Резко хватает меня за ноги, подтягивает к себе и берет на руки. Затем заносит в ванную, открывает створки душа и включает ледяную воду, надеясь привести меня в чувства.

Я вздрагиваю и начинаю рьяно сопротивляться, молотя кулаками по его груди, но Шмидт не отступает. Вместе со мной стоит под струями и быстро меняет температуру, включая обжигающий кипяток.

Рон усиливает напор. Бедрами прижимается ко мне и кладёт ладони на талию, стискивая до синяков. Действует как настоящий солдат — после секундного разговора приступает к агрессии и безжалостно нападает.

К щекам приливает кровь. Откуда ни возьмись появляются силы на вторую попытку.

— Отпусти! Хватит, не надо! — приоткрываю губы и захлебываюсь от рыданий.

Мотаю головой, не понимая, зачем он это делает. Я не хочу вытаскивать себя со дна. Мне там комфортно и относительно тепло. Похоже на действие обезболивающего, которое вот-вот прекратится. И тогда все чувства просто сожрут меня, не оставив ни кусочка.

— Всё закончилось, ты меня слышишь? Всё в прошлом. Забудь, — сцепляет пальцы в замок и кладёт ладонь мне на затылок, притягивая ближе.

— Это было вчера, черт возьми! — гневно восклицаю и вспыхиваю, как спичка.

Крик тонет в жадном поцелуе, от которого за версту несёт отчаянием. И я снова пропускаю момент, когда дикая смесь эмоций приближается к опасной грани. Сумасшедшей, ненормальной и чертовски правильной.

Но я не хочу это чувствовать, поэтому выражаю протест и сипло выдавливаю ему прямо в губы.

— Остановись. Что ты делаешь?

Вопреки ожиданиям, мой вопрос приводит к совсем другой реакции. Шмидт протяжно стонет и жестко обрушивается на губы, припечатывая меня к стене. Затем он подхватывает под ягодицы, вклинивается между ног и как-то особенно алчно приподнимает футболку, стискивая талию.

— Хочу, чтобы ты забыла, — хрипло шепчет.

А раньше ты хотел другого. Так рьяно убеждал меня в том, что амнезия — единственная помеха между нами. Так нагло лгал, выворачивая правду наизнанку…
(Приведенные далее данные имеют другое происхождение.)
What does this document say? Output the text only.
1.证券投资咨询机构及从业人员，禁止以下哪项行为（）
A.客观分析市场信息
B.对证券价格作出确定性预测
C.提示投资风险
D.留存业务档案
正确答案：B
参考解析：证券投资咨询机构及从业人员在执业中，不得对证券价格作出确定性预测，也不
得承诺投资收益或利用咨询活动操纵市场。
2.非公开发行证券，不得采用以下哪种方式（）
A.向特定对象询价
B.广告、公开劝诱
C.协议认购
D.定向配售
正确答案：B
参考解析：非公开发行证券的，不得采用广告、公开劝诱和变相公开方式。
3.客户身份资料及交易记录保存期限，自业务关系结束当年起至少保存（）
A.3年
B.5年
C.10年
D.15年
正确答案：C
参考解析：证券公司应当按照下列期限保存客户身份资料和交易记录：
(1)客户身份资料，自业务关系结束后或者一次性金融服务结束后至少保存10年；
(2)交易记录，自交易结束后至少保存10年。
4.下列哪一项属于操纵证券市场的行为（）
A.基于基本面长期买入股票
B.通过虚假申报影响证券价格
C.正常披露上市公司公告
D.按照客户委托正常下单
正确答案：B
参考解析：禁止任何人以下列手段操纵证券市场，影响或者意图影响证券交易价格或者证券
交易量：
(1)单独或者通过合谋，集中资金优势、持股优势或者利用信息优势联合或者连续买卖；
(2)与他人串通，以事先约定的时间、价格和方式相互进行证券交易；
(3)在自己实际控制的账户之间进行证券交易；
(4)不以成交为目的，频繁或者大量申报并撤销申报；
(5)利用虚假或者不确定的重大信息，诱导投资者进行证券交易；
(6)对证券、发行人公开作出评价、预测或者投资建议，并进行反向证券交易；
Чего добивался? Разве секс поможет забыть дуло, прижатое к виску?

— Твой член не решит наши проблемы, — раздраженно шиплю и отворачиваюсь.

Почти не вздрагиваю, когда он пальцами скользит по груди и едва задевает сосок. Шумно тянет носом воздух и хрипло усмехается.

— Звучит как приглашение.

Выключает воду, отходит на шаг и липким взглядом окидывает меня с ног до головы. Будто вообще не моргает. Тупо пялится, ведет плечом и убирает руки в карманы, словно ему сложно контролировать собственное тело.